UPAH DALAM ISLAM
BAB I
PENDAHULUAN
1.1 Latar Belakang
Kita
tahu bahwasannya produksi tidak akan berjalan lancar tanpa adanya
factor-faktor produksi yang mendukug. Ada 4 faktor yang penting adalah
tanah, tenaga kerja, modal dan manajemen. Keempat-empatnya sangat
berperan dalam kelangsungan produksi tanpa adanya tanah, tenaga kerja,
modal dan manajemen maka produksi tidak berjalan dengan efektif.
Demikian
halnya tenaga kerja merupakan salah satu factor produksi yang penting.
Keberadaan tenaga kerja tidak boleh begitu saja dikesampingkan yang
harus diperhatikan kesehatan dan kesejahteraannya. Hal yang tidak bisa
lepas begitu saja dari tenaga kerja adalah upah. Penentuan upah
merupakan salah satu penentu efisien atau tidaknya kerja seorang tenaga
kerja seperti yang sering terjadi di Indonesia sekarang tidak sedikit
perusahaan yang menghentikain aktifitas produksinya karena para karyawan
berdemo menuntut kenaikan upah.
Olek
karena itu perlu di perhatikan standar upah agar memberikan kerugian
kepada kedua belah pihak yaitu pihak perusahaan dan karyawan, seperti
yang terjadi pada masa Rasulullah SAW dan pada masa kekholifahan.
Jika
para pekerja tidak mendapatkan upah yang adil dan wajar, ini tidak
hanya akan mempengaruhi daya beli dan taraf hidup para serta
keluarganya, Dengan demikian secara ekonomi sangat berbahaya bagi suatu
Negara jika menghapuskan hak tenaga kerja atas pembagian deviden.
Perselisihan
dalam perdagangan dan industri menyebabkan kerugian tahunan yang besar
baik kerugian waktu maupun uang daripada sedikit kenaikan upah yang
diberikan kepada para pekerja.
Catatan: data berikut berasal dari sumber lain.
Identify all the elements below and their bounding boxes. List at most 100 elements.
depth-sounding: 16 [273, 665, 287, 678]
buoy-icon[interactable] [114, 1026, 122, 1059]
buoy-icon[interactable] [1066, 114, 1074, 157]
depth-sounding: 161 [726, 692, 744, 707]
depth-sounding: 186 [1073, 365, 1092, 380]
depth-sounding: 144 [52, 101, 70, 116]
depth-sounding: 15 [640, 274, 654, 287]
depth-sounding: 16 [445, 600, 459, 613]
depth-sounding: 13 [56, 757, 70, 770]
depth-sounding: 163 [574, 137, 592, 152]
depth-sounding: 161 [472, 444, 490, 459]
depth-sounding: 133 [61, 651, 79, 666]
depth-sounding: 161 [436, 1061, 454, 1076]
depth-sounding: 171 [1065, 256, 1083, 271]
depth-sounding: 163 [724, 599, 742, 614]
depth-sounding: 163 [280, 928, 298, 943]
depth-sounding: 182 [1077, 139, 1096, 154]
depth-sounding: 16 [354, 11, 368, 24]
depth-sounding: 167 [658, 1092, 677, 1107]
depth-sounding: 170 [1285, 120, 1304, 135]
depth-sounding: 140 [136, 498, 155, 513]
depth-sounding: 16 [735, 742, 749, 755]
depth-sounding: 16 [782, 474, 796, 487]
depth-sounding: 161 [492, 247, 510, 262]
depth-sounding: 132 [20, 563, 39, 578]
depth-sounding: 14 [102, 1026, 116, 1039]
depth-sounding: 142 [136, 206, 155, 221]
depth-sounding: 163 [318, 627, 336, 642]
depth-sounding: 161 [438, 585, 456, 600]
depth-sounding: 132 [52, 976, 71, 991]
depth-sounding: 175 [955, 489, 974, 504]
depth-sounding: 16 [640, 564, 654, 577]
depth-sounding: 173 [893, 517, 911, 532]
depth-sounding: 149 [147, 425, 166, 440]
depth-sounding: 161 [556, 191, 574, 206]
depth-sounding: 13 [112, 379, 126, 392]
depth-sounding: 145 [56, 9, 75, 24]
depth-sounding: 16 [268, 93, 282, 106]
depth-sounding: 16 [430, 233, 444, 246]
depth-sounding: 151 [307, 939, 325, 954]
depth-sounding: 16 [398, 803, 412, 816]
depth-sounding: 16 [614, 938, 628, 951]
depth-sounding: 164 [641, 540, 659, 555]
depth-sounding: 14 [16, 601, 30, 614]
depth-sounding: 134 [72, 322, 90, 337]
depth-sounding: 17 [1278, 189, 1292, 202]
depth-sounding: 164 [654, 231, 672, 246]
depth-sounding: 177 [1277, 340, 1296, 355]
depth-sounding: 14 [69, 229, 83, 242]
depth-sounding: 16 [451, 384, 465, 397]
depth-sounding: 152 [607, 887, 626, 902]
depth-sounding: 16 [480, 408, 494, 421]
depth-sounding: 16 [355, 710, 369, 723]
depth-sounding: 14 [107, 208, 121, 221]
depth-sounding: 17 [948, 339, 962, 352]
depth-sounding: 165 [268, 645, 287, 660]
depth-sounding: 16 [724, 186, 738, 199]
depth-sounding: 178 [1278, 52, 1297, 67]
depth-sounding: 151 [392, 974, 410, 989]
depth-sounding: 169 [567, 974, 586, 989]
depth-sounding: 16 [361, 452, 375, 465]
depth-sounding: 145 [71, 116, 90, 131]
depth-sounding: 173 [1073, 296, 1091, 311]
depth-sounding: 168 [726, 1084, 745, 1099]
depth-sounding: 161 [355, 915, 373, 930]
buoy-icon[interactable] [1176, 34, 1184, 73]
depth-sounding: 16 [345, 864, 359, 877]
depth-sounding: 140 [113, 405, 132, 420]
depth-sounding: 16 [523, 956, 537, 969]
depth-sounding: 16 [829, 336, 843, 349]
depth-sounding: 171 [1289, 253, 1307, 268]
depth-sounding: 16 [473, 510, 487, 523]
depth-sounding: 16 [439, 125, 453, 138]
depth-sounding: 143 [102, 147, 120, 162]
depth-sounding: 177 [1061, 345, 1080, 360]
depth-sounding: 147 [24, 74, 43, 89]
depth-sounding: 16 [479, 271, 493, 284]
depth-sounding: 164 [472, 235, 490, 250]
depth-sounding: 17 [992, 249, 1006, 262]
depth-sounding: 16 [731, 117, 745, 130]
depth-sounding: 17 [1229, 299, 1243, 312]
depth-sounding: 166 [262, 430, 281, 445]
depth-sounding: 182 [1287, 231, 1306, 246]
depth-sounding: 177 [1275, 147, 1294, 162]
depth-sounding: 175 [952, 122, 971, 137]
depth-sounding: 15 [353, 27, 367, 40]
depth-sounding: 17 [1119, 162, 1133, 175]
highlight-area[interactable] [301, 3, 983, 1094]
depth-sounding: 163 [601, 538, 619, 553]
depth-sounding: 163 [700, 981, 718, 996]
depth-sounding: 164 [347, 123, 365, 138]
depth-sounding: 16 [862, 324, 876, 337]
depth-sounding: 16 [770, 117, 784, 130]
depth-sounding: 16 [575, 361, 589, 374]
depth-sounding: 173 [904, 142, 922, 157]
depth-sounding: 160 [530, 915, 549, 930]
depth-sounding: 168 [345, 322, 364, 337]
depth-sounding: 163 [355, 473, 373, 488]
Mengingat pentingnya upah pada kelancaran
proses produksi, maka bab-bab selanjutnya akan dibahas mengenai seluk
beluk upah dan bagaimana upah seharusnya.
1.2 Rumusan Masalah.
Mengingat karena meluasnya bahasan mengenai upah maka penulis memberi batasan-batasan sebagai berikut:
1. Definisi Upah
2. Cara menentukan upah
3. tingkat upah
4. Upah pada masa khilafah Islamiyah
5. Upah masa sekarang
6. Zakat upah dan gaji
7. Stabilisasi upah
BAB II
PEMBAHASAN
PEMBAHASAN
2.1 Definisi Upah
Upah didefinisikan sebagai harga yang dibayarkan pada pekerja atas pelayanannya dalam memproduksi barang . Menurut istilah Prof. Benham Upah dapat didefinisikan sebagai jumlah uang yang dibayarkan berdasarkan perjanjian atau kontrak oleh seorang majikan pada seorang pekerja karena jasa yang ia berikan. Kompensasi transaksi tersebut (yang berupa honor) boleh tunai boleh tidak . Honor tersebut juga boleh dalam bentuk harta ataupun jasa, sebab apa saja yang bisa dinilai dengan harga maka boleh juga dijadikan kompensasi, baik berupa materi ataupun jasa dengan syarat harus jelas . Apabila tidak jelas maka tidak syah.
2.2 Cara Menentukan Upah
Banyak teori yang telah dikemukakan oleh para pakar ekonomi sebagian mengatakan bahwa upah yang ditentukan atas tingkat mata pencaharian seseorang sementara sebagian lainnya menekankan pada pesanan produktifitas marginalnya.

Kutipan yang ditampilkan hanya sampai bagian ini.